Die Krux: Nicht allein der Glaube oder die Überzeugung, dass etwas wahr ist, macht es wahr. Nicht der Umstand, dass Spindoktoren und studierte Politikerinnen und Politiker mit sprachlichen und rhetorischen Griffen dafür sorgen, dass Dinge uns plausibel erscheinen, machen diese Dinge plausibel.

Allein das Wissen darum, weshalb eine Behauptung wahr ist, macht sie zur Gewissheit. Und somit zu einer soliden Grundlage von Politik.

Leider ist es nun aber nicht so, wie Plato es sich Sokrates wünschen ließ, dass die Weisheit, wenn sich zwei nebeneinander setzen, von dem einem, der voll von ihr ist, in den anderen fließt, wie bei Bechern, die durch einen Wollstreif miteinander verbunden sind.

Und deshalb brauchen Politikerinnen und Politiker Lebenserfahrung abseits der Politik, bevor sie sich der großartigen und ehrenvollen Aufgabe annehmen, andere Menschen zu vertreten – und ihre Lebenswirklichkeit in bestimmte Bahnen zu lenken.

Sie sollten im Idealfall Wahrheiten erleben, erfahren und prüfen, anstatt sich einseitig lediglich durch ein erfolgreich absolviertes Studium der Politikwissenschaften und diverse Praktika und Beraterjobs im politischen System darin auszuzeichnen, Meinungen durchzusetzen.

Und sie sollten für eine Sache brennen. Nicht ideologisch beschränkt – aber von der aus Erfahrung gereiften Überzeugung beseelt, das Leben der Menschen nicht nur verbessern zu wollen, sondern auch zu können.

Letzteres wünschen sich die Menschen von Politikerinnen und Politikern.
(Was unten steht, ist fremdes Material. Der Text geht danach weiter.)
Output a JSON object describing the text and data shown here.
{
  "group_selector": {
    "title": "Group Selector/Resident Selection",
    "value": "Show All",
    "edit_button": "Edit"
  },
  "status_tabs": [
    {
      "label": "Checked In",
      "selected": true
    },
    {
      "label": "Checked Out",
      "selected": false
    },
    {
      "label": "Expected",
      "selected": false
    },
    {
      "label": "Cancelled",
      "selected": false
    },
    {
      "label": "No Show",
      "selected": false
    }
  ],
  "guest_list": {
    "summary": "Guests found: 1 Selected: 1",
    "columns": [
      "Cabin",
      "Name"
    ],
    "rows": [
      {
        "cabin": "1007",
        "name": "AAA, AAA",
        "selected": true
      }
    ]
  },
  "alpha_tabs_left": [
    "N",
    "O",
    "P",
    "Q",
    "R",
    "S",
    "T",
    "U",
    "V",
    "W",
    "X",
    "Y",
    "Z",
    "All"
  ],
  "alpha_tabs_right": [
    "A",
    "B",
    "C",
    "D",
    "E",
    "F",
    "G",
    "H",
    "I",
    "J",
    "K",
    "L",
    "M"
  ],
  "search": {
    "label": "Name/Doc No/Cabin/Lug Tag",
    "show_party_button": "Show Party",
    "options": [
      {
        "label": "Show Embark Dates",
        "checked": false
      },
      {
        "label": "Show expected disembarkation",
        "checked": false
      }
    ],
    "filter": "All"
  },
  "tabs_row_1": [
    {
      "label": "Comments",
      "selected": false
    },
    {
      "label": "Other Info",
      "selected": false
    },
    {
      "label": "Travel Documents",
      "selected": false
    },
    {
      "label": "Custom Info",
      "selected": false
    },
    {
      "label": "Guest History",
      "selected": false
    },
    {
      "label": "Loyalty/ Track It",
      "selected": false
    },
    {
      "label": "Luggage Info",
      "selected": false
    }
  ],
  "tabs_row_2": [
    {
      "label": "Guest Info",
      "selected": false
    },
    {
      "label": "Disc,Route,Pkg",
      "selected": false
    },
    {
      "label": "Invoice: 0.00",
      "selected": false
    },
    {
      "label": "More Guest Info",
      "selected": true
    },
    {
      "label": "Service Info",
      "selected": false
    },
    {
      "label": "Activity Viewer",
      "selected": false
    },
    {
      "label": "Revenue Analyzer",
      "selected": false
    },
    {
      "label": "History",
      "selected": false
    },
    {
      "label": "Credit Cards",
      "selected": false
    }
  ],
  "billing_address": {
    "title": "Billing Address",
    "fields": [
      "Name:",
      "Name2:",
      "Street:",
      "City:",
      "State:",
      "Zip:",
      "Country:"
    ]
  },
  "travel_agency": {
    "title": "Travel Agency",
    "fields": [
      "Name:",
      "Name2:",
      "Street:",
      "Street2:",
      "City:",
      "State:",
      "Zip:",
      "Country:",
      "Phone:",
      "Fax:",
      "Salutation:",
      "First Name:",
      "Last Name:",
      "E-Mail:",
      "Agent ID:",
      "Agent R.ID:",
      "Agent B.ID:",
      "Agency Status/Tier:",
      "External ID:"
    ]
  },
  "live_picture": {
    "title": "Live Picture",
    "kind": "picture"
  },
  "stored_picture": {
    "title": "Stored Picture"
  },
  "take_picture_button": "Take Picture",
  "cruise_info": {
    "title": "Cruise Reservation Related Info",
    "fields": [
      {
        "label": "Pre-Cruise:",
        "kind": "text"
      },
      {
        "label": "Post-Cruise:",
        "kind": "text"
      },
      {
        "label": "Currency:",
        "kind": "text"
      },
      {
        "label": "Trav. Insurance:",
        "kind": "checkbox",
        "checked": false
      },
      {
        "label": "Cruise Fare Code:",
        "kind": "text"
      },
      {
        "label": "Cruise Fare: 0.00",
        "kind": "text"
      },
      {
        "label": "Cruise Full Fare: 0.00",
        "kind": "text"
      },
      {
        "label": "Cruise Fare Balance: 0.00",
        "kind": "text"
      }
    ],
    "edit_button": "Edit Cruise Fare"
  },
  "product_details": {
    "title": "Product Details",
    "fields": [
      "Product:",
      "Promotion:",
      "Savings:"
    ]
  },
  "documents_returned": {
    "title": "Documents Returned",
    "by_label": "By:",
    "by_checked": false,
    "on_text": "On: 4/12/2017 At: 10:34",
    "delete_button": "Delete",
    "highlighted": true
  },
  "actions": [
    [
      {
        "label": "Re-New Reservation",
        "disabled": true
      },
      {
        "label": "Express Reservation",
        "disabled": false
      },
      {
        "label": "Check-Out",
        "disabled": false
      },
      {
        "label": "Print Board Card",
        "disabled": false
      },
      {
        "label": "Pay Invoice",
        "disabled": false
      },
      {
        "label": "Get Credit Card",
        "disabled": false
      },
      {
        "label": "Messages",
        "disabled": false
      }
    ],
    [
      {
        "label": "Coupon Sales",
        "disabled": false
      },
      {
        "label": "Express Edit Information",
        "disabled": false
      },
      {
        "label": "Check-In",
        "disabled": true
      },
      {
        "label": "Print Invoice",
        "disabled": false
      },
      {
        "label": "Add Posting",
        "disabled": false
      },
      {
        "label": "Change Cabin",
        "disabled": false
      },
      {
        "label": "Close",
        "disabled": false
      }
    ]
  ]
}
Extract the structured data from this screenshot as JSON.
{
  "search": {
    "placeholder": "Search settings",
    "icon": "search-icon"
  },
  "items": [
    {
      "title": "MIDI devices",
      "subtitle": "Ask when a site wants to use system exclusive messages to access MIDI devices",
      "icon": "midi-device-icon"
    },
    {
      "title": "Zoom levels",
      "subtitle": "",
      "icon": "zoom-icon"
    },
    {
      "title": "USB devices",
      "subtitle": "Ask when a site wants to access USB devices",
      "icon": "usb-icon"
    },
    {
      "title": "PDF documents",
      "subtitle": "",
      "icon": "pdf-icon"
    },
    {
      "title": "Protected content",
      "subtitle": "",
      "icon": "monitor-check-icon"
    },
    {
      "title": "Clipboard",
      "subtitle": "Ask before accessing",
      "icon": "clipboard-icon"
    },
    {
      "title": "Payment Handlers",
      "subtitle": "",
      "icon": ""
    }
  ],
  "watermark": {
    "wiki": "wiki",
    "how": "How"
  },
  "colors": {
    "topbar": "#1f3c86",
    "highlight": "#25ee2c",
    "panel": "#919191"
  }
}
Und wenn sie ihnen das abnehmen, wofür sie stehen – und zugleich Vertrauen in die menschlichen Fähigkeiten und die Sachkompetenz haben – dann neigen sie sehr stark dazu, solche Kandidatinnen und Kandidaten auch zu wählen.

Leider wird das Angebot an solchen Politikern kleiner. Nicht nur gefühlt – sondern tatsächlich. Das Folketing, wie andere Parlamente auch, wird inzwischen von Absolventen einiger weniger Hochschul-Fachbereiche dominiert. Ob auf den Bänken oder im Hintergrund in den Abgeordnetenbüros. Was rüberkommt sind im durchorchestrierten Politik-Betrieb heute oftmals nicht Leidenschaft für die Sache und Ehrfurcht vor der Verantwortung, sondern kühle Strategie, einstudierter Professionalismus und zynisches Kalkül.

Wer sich in dieser Welt behaupten will, braucht nicht nur Talent, Wille und Wagemut. Wer nicht die nötige machtpolitische Kompetenz mitbringt oder sie sich zumindest durch Berater sichert, hat im gnadenlosen Spiel der Politik heute weniger Chancen denn je.

Doch wenn der Politik mehr vertraut werden soll, dann sollte sie sich mit den Menschen, die sie regiert, wieder mehr vertraut machen. Nicht durch plumpen Populismus, durch zur Schau getragene Volksnähe und einfache Scheinwahrheiten, die bereits ausreichend im Angebot sind.

Sondern dadurch, dass nicht nur die Bevölkerung in ihrer Vielfalt, sondern auch ihr Wissen und ihre Weisheit angemessen in Parlament und Regierung vertreten werden. Von Parteien, die sich trauen, Kandidatinnen und Kandidaten aufzustellen, die das politische Handwerk vielleicht noch nicht vollumfänglich beherrschen, dafür aber wissen und verstehen, wo der Schuh drückt – und weshalb!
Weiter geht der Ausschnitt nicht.